Um anônimo tem feito inserir, estes dias, n’A Republica e a guisa de mofina, uma reclamação contra o reverendo padre Climério Chaves, vigário desta vila.

Não se sabe quem seja o reclamante, mas, o certo é que ele faz exceção ao conceito em que todos, aqui, tem o padre um sacerdote modelo, cujas virtudes e bondades de coração o põe acima das intrigas mesquinhas de um despeitado maldizente.

Na aludida publicação acusa-se o vigário de Soure de viver arredado da sua freguesia – uma injustiça de clamar céus!

Não são raras as viagens de S. Revmª. para os lugarejos de sua freguesia; mas nisso, que parece ao publicista da tribuna do povo uma falta, não é senão uma provo do zelo com que costuma proceder o padre Climério Chaves, no desempenho de sua missão.

De Soure, é que S. Revmª. muitíssimo poucas vezes se ausenta, isso mesmo ligeiramente, sendo rara a ocasião, em que, indo a capital, não pernoite na sua freguesia, a despeito de todos os incômodos e prejuízos que semelhantes viagens cause a sua saúde.

Ainda no dia em que nessa capital, o detrator de S. Revmª. fazia alarde da sua desídia pelo jornal, o padre chegava a Soure as 9 horas da noite, o que pode ser testemunhado pelo Sr.

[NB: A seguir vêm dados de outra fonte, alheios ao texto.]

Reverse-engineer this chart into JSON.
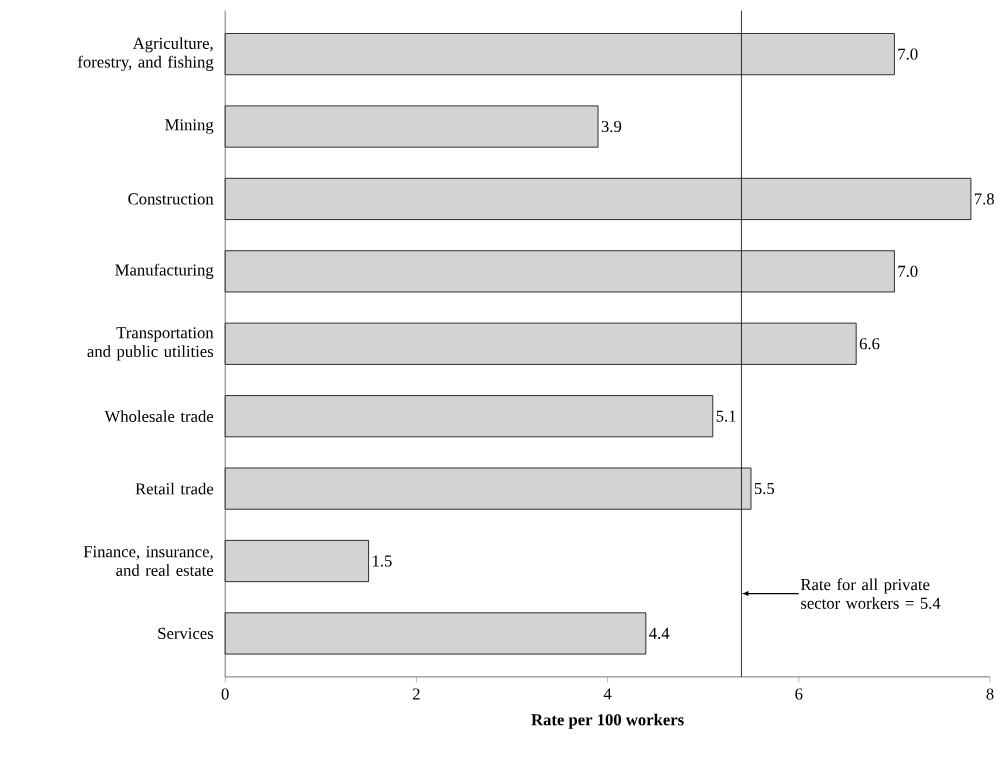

José Mathias, seu companheiro de viagem da capital a esta vila.

Articula o anônimo reclamante que faleceu uma pessoa, sem confissão, porque o vigário não acudiu ao seu recado.

Ora, a grande causa! Seria preciso que o padre possuísse o dom da ubiquidade para estar ao mesmo tempo ao pé de todos os leitos onde simultaneamente, agonizassem paroquianos seus, dentro de uma freguesia que abrange 14 léguas! Tão cerebrina pretensão só existirá na imaginação do reclamante, por ventura abocada pela ideia de fazer mal.

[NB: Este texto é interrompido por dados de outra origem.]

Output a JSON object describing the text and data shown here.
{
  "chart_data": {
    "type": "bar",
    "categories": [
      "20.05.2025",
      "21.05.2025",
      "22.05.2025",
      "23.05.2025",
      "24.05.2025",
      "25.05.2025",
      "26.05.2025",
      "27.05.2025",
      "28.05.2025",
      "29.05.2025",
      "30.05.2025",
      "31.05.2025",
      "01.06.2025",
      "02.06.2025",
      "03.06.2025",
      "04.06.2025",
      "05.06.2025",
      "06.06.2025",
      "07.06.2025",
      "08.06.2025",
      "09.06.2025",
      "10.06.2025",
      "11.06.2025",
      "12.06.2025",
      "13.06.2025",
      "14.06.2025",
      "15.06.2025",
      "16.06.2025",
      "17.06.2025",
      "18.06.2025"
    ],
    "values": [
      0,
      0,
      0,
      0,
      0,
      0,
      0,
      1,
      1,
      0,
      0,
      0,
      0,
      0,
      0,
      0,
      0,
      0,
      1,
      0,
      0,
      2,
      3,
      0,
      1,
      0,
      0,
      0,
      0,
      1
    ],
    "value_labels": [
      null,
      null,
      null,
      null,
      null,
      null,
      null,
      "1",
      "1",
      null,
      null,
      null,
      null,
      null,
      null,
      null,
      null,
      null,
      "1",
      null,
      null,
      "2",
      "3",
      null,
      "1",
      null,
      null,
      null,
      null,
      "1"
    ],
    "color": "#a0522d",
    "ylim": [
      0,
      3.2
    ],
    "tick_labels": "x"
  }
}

Em suma, o aranzel é dirigido ao Exmº Sr. D. Joaquim.

Mas o Sr. bispo não precisa, sequer, de uma sindicância do caso que lhe é comunicado. Que muito é que morra sem confissão um individuo, porque o padre não pode chegar a tempo de ouvi-lo, se o chamarem em uma ocasião em que se não podia distrair, ocupado, talvez, em idêntico mister! Além disso, quem sabe se será real o fato acusado ou se é pérfido invento de algum homem sem consciência?

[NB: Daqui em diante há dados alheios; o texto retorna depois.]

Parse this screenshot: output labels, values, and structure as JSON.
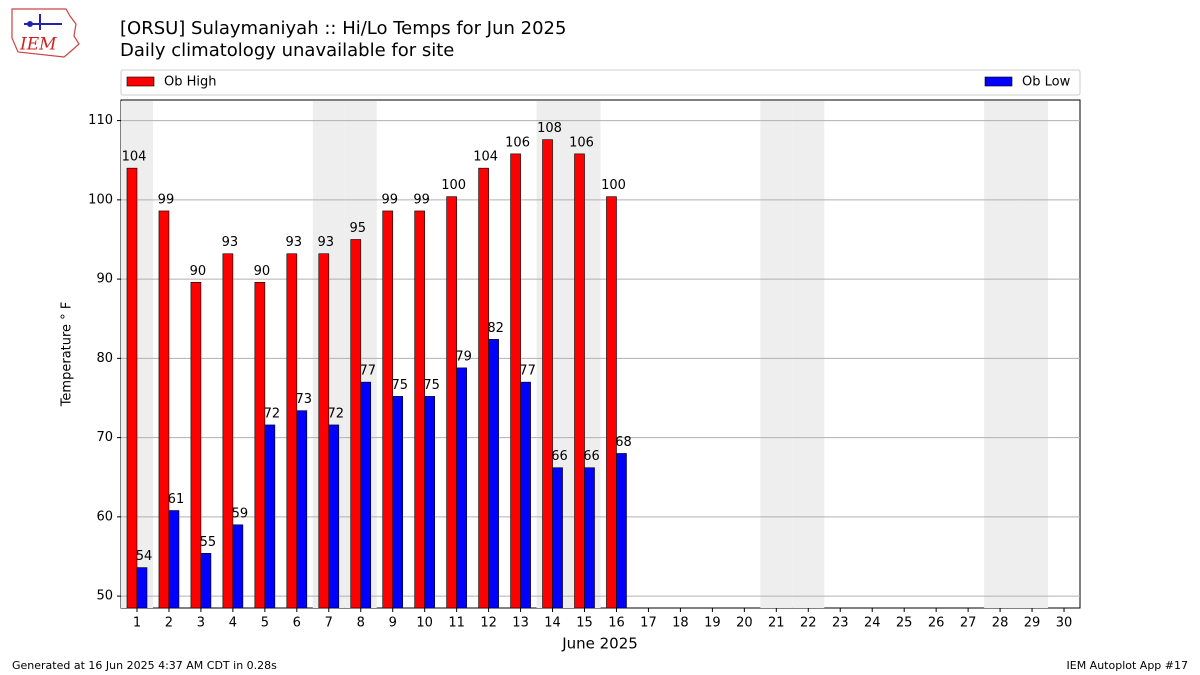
{
  "chart_data": {
    "type": "bar",
    "title": "[ORSU] Sulaymaniyah :: Hi/Lo Temps for Jun 2025",
    "subtitle": "Daily climatology unavailable for site",
    "logo_text": "IEM",
    "xlabel": "June 2025",
    "ylabel": "Temperature ° F",
    "categories": [
      "1",
      "2",
      "3",
      "4",
      "5",
      "6",
      "7",
      "8",
      "9",
      "10",
      "11",
      "12",
      "13",
      "14",
      "15",
      "16",
      "17",
      "18",
      "19",
      "20",
      "21",
      "22",
      "23",
      "24",
      "25",
      "26",
      "27",
      "28",
      "29",
      "30"
    ],
    "shaded_categories": [
      "1",
      "7",
      "8",
      "14",
      "15",
      "21",
      "22",
      "28",
      "29"
    ],
    "series": [
      {
        "name": "Ob High",
        "color": "#ff0000",
        "values": [
          104,
          98.6,
          89.6,
          93.2,
          89.6,
          93.2,
          93.2,
          95,
          98.6,
          98.6,
          100.4,
          104,
          105.8,
          107.6,
          105.8,
          100.4,
          null,
          null,
          null,
          null,
          null,
          null,
          null,
          null,
          null,
          null,
          null,
          null,
          null,
          null
        ],
        "value_labels": [
          "104",
          "99",
          "90",
          "93",
          "90",
          "93",
          "93",
          "95",
          "99",
          "99",
          "100",
          "104",
          "106",
          "108",
          "106",
          "100",
          null,
          null,
          null,
          null,
          null,
          null,
          null,
          null,
          null,
          null,
          null,
          null,
          null,
          null
        ]
      },
      {
        "name": "Ob Low",
        "color": "#0000ff",
        "values": [
          53.6,
          60.8,
          55.4,
          59,
          71.6,
          73.4,
          71.6,
          77,
          75.2,
          75.2,
          78.8,
          82.4,
          77,
          66.2,
          66.2,
          68,
          null,
          null,
          null,
          null,
          null,
          null,
          null,
          null,
          null,
          null,
          null,
          null,
          null,
          null
        ],
        "value_labels": [
          "54",
          "61",
          "55",
          "59",
          "72",
          "73",
          "72",
          "77",
          "75",
          "75",
          "79",
          "82",
          "77",
          "66",
          "66",
          "68",
          null,
          null,
          null,
          null,
          null,
          null,
          null,
          null,
          null,
          null,
          null,
          null,
          null,
          null
        ]
      }
    ],
    "ylim": [
      48.5,
      112.6
    ],
    "yticks": [
      50,
      60,
      70,
      80,
      90,
      100,
      110
    ],
    "grid": true,
    "legend": "top",
    "footer_left": "Generated at 16 Jun 2025 4:37 AM CDT in 0.28s",
    "footer_right": "IEM Autoplot App #17"
  }
}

O padre Climério recomenda-se por muitos títulos, entre os quais avultam as suas peregrinas virtudes de sacerdote e a sua incomparável bondade de cavalheiro.

Soure deve-lhe muito, deve-lhe demais, quanto ao zelo religioso; povo esse o venera. Só um espirito muito mesquinho procura enxovalhar o seu nome.